The model processes the request and generates a response.
Instead of streaming the response (as seen in AI chatbots like ChatGPT), it is fully collected, signed, and timestamped before being sent to the user.

This approach ensures that every response is both secure and cryptographically verifiable, maintaining the highest level of trust in AI-driven computations.

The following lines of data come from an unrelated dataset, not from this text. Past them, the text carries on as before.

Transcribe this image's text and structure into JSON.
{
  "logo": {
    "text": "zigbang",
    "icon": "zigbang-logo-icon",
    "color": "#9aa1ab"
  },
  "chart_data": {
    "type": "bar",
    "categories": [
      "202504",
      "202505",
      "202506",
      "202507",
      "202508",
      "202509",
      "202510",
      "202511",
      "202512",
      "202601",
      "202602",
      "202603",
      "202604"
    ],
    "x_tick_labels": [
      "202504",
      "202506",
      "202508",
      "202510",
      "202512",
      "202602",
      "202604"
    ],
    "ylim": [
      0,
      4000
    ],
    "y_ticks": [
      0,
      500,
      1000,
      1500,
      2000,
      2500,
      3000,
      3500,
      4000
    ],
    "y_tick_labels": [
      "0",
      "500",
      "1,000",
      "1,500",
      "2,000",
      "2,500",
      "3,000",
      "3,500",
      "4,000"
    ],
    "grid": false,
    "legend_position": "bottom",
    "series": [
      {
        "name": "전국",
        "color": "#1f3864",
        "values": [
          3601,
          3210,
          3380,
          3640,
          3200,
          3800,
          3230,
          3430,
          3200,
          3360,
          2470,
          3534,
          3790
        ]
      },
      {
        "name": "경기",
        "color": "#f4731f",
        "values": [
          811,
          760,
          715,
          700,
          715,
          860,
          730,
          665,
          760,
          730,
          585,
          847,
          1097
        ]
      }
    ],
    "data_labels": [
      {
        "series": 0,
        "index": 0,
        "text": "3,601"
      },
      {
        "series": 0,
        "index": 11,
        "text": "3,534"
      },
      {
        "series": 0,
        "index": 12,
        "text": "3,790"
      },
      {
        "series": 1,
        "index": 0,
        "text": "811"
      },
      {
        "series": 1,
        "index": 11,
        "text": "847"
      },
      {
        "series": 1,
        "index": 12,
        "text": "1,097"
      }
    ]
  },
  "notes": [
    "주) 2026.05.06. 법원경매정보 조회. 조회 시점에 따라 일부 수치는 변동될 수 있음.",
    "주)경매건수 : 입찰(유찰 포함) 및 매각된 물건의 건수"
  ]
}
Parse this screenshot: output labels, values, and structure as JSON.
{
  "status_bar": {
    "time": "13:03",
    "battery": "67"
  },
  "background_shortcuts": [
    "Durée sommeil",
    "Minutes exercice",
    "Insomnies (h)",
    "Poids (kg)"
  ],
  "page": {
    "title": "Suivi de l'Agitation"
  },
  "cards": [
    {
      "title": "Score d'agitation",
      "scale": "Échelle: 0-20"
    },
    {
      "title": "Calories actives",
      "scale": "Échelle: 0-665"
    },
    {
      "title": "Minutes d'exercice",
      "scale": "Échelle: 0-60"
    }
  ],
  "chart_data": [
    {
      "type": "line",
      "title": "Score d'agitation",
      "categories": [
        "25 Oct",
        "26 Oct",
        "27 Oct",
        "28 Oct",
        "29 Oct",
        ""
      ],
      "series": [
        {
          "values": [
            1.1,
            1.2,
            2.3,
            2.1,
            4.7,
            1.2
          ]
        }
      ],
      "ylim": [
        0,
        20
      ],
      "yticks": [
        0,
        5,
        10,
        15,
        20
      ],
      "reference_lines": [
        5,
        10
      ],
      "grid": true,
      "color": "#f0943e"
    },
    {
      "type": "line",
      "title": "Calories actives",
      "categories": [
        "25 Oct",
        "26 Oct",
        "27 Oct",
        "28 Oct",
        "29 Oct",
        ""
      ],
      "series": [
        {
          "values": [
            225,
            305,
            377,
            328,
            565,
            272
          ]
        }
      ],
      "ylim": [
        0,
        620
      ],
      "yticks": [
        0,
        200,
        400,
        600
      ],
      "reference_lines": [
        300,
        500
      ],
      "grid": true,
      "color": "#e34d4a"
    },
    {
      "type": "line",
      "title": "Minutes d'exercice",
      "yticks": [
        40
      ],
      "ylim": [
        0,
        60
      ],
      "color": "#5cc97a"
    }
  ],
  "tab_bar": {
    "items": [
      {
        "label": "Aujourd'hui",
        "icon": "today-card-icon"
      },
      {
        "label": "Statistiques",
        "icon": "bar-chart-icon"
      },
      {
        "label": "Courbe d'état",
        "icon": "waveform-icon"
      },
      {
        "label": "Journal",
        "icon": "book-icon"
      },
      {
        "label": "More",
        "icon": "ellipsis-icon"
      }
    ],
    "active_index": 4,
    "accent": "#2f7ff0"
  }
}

Deploying Llama3.2 in Oyster with Docker-Compose

The following Docker Compose configuration sets up Llama3.2 inside Oyster, ensuring secure execution within a Confidential Virtual Machine (CVM):

services:
  # Llama Proxy Service
  llama_proxy:
    image: kalpita888/ollama_arm64:0.0.1
    container_name: llama_proxy
    init: true
    network_mode: host
    volumes:
      - /app/ecdsa.sec:/app/secp.sec

  # Ollama Server
  ollama_server:
    image: ollama/ollama:0.6.0
    container_name: ollama_server
    init: true
    network_mode: host
    healthcheck:
      test: ["CMD-SHELL", "ollama --version"]
      interval: 10s
      retries: 3

  # Ollama Model Instance
  ollama_model:
    image: ollama/ollama:0.6.0
    container_name: ollama_model_llama3.2
    command: pull llama3.2
    init: true
    network_mode: host
    depends_on:
      ollama_server:
        condition: service_healthy
    healthcheck:
      test: ["CMD-SHELL", "ollama show llama3.2"]
      start_period: 2m30s
      interval: 30s
      retries: 3

Service Breakdown

Llama Proxy Service:
- Forwards prompts to the model
- Signs responses for cryptographic verification
- Proxy Code & Dockerfile available for further customization
Ollama Server:
- Runs Ollama without a desktop application
- Ensure Ollama server is running
Ollama Model Instance:
- Pulls and initializes Llama3.2 (3B parameters, ~2GB size)
- Ensures the correct model setup for AI inference

Note: If using a different model, check the Ollama Model Library and update the Docker Compose file accordingly.

Deploying the Enclave

Set up a wallet with 0.001 ETH and 1 USDC on the Arbitrum One network

Deploy the enclave using the following command:

For amd64 systems:

# Replace <key> with the private key of your wallet
oyster-cvm deploy --wallet-private-key <key> \
  --docker-compose ./docker-compose.yml \
  --instance-type c6a.4xlarge \
  --region ap-south-1 \
  --operator 0xe10Fa12f580e660Ecd593Ea4119ceBC90509D642 \
  --duration-in-minutes 20 \
  --pcr-preset base/blue/v1.0.0/amd64 \
  --image-url https://artifacts.marlin.org/oyster/eifs/base-blue_v1.0.0_linux_amd64.eif

For arm64 systems:

# Replace <key> with the private key of your wallet
oyster-cvm deploy --wallet-private-key <key> \
  --docker-compose ./docker-compose.yml \
  --instance-type c6g.4xlarge \
  --region ap-south-1 \
  --operator 0xe10Fa12f580e660Ecd593Ea4119ceBC90509D642 \
  --duration-in-minutes 20 \
  --pcr-preset base/blue/v1.0.0/arm64 \
  --image-url https://artifacts.marlin.org/oyster/eifs/base-blue_v1.0.0_linux_arm64.eif

Deployment & Execution Time

Enclave Setup: ~3 minutes
Model Download & Initialization: ~4 minutes (varies for larger models)

Testing the Setup

Once the deployment is complete, you can verify the model by running the following cURL command:

curl http://{{instance-ip}}:5000/api/generate -d '{
  "model": "llama3.2",
  "prompt": "Why is the sky blue?"
}'

Since the HTTP proxy collects, signs, and timestamps the response before sending the final output, expect a wait time of ~2 minutes.

Verifying the Response

Running the cURL command with the -v flag will display two critical headers for verification:

x-oyster-timestamp: 1741620242
x-oyster-signature: 8781e472b0f8e3693c1c6cec60b1ae0f5fed4c574d24e3bfcc6cc23f02a918a8785709ceb8a464a7d1dbbb8809ba73047acaa3ff5f1918ba565d82d177e123801b

That’s it! You now have Llama3.2 securely running inside Oyster, with cryptographic verification ensuring trusted communication.